Kömür yakan santraller onlarca yıl dünya atmosferini asit yapıcı gazlarla kirletti, asit yağmurları yaşamın sürdürülebilirliğini olanaksız kılana kadar kapitalizm bunda diretti. Sonra gelişmiş kapitalist ülkelerde baca gazları ve küllerin tutulması için önlemler, yatırımlar zorunlu duruma geldi. İngiltere’nin kömür işletmeleri ve santrallerinden vazgeçişi onlarca yıl önce Thatcher zamanında oldu. Onu sonradan öteki Avrupa ülkeleri izledi. Ama, şimdi aynı işletme ve tesisleri bizim gibi ülkelerde kurmaya başladılar. Bundan bile vazgeçemedi küresel kapitalizm.
Bundan vazgeçemeyen bir sistemden öteki fosil yakıtlardan, petrol ve türevlerinden vaz geçmelerini nasıl bekleyebilirsiniz?
Bütün bunların yapılamadığı yerlerde de suların arıtılması yoluna gidilebiliyor. Suların arsenikten arıtılması için geliştirilmiş çok çeşitli teknikler var. Oksitleme ve çökeltme (oxidation and sedimentation), topaklaştırma ve süzme (agglomeration and filtration), soğurma(adsorption) ve zar süzme (membrane filtration) teknikleri, hızları, mal oluşları, boyutları, vb ayrıntılarıyla birbirlerinden ayrılmaktadır. Bu tür uygulamalar evsel olarak yapılabildiği gibi çok daha büyük ölçeklerde de yapılabilmektedir. Bu uygulamaların mal oluşu, suyun metreküpü başına 0,2-3 USD arasında değişmektedir.
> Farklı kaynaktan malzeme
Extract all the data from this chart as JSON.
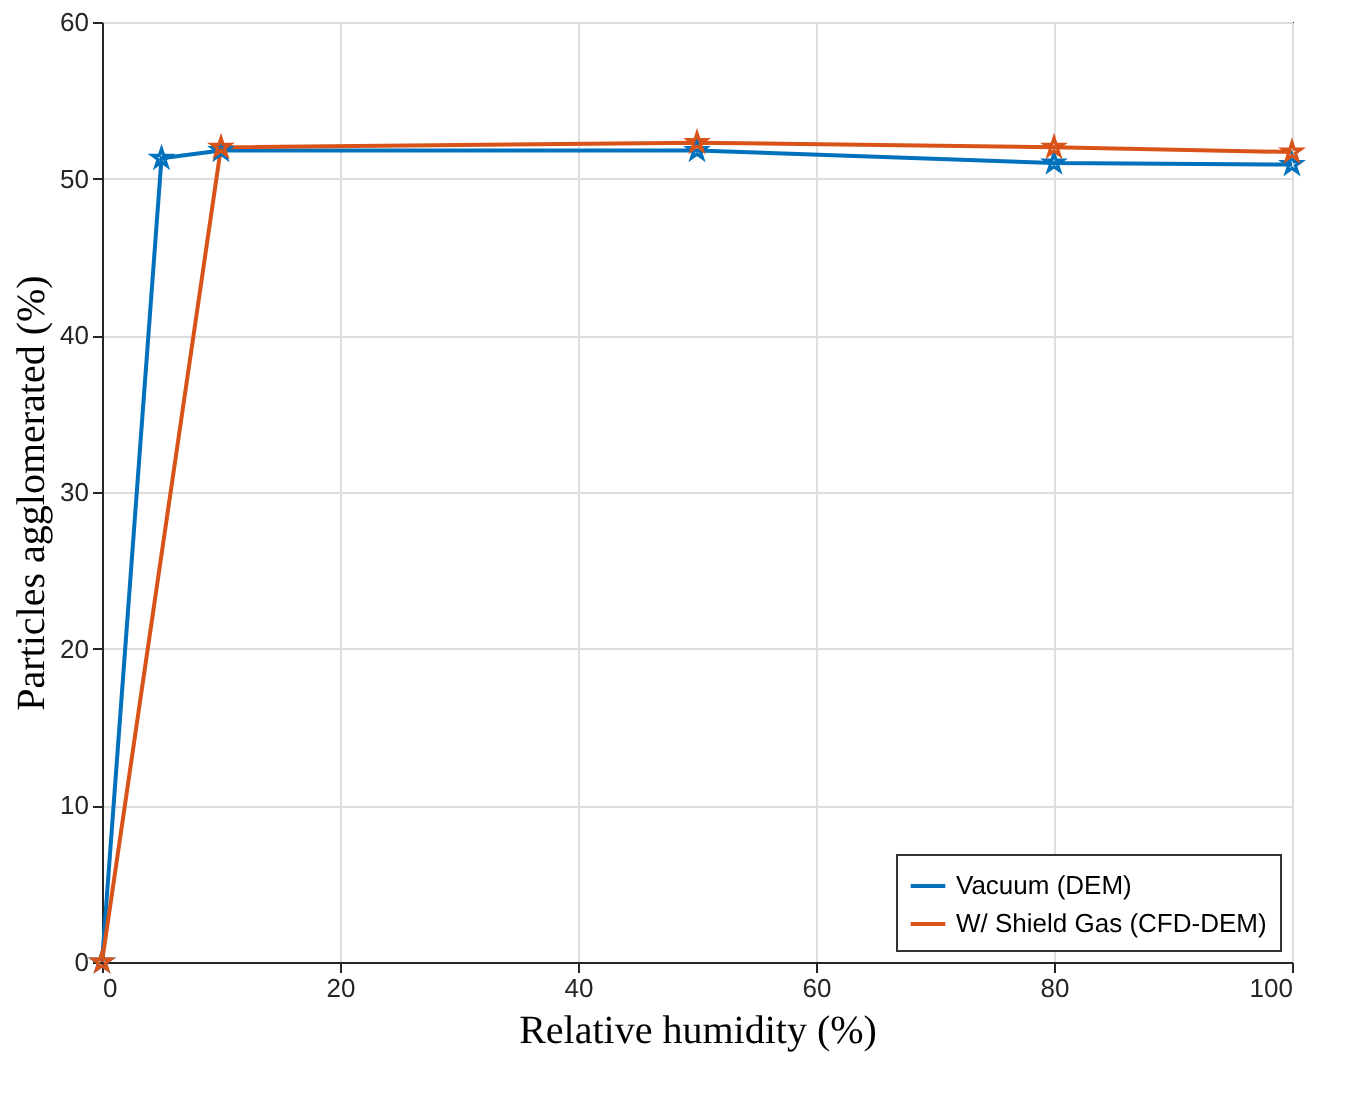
{
  "chart_data": {
    "type": "line",
    "xlabel": "Relative humidity (%)",
    "ylabel": "Particles agglomerated (%)",
    "xlim": [
      0,
      100
    ],
    "xticks": [
      0,
      20,
      40,
      60,
      80,
      100
    ],
    "ylim": [
      0,
      60
    ],
    "yticks": [
      0,
      10,
      20,
      30,
      40,
      50,
      60
    ],
    "grid": true,
    "legend": "bottom right",
    "marker": "star",
    "line_style": "solid",
    "series": [
      {
        "name": "Vacuum (DEM)",
        "color": "#0072bd",
        "x": [
          0,
          5,
          10,
          50,
          80,
          100
        ],
        "values": [
          0,
          51.3,
          51.8,
          51.8,
          51.0,
          50.9
        ]
      },
      {
        "name": "W/ Shield Gas (CFD-DEM)",
        "color": "#d95319",
        "x": [
          0,
          10,
          50,
          80,
          100
        ],
        "values": [
          0,
          52.0,
          52.3,
          52.0,
          51.7
        ]
      }
    ]
  }
}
Ama, bu teknolojilerin yaygınlaştırılması ve geliştirilmesi de küresel kapitalizmin bir ticari sektörü durumuna getirildi. Gelişmiş kapitalist ülkelerde ABD’nin EPA’sı gibi kamu kurumları fizibiliteler hazırlıyor, araştırma projelerini destekliyor ve kendi sistemleri içinde etkin ve tutumlu seçimler yapılabilmesine kamusal yön göstericilik yapıyor. İş azgelişmiş ülkelere gelince DB, Unicef, IBRD, DSÖ, ya da başka uluslararası kurumlar bazı teknolojileri dayatan, o ülkeleri biraz daha borçlandıran ve dışa bağımlılığı güçlendirmek ve ayakta tutmaya zorlayan kampanyalar sürdürüyor.
Evet, arsenikten uzak durmak, uzak durulamıyorsa onunla baş etmek olanaklı. İnsan aklı ve bilim bunu sağlayabilecek kadar güçlü. Ama, bunun bir önkoşulu var: kapitalist üretim ilişkilerinin aşılması.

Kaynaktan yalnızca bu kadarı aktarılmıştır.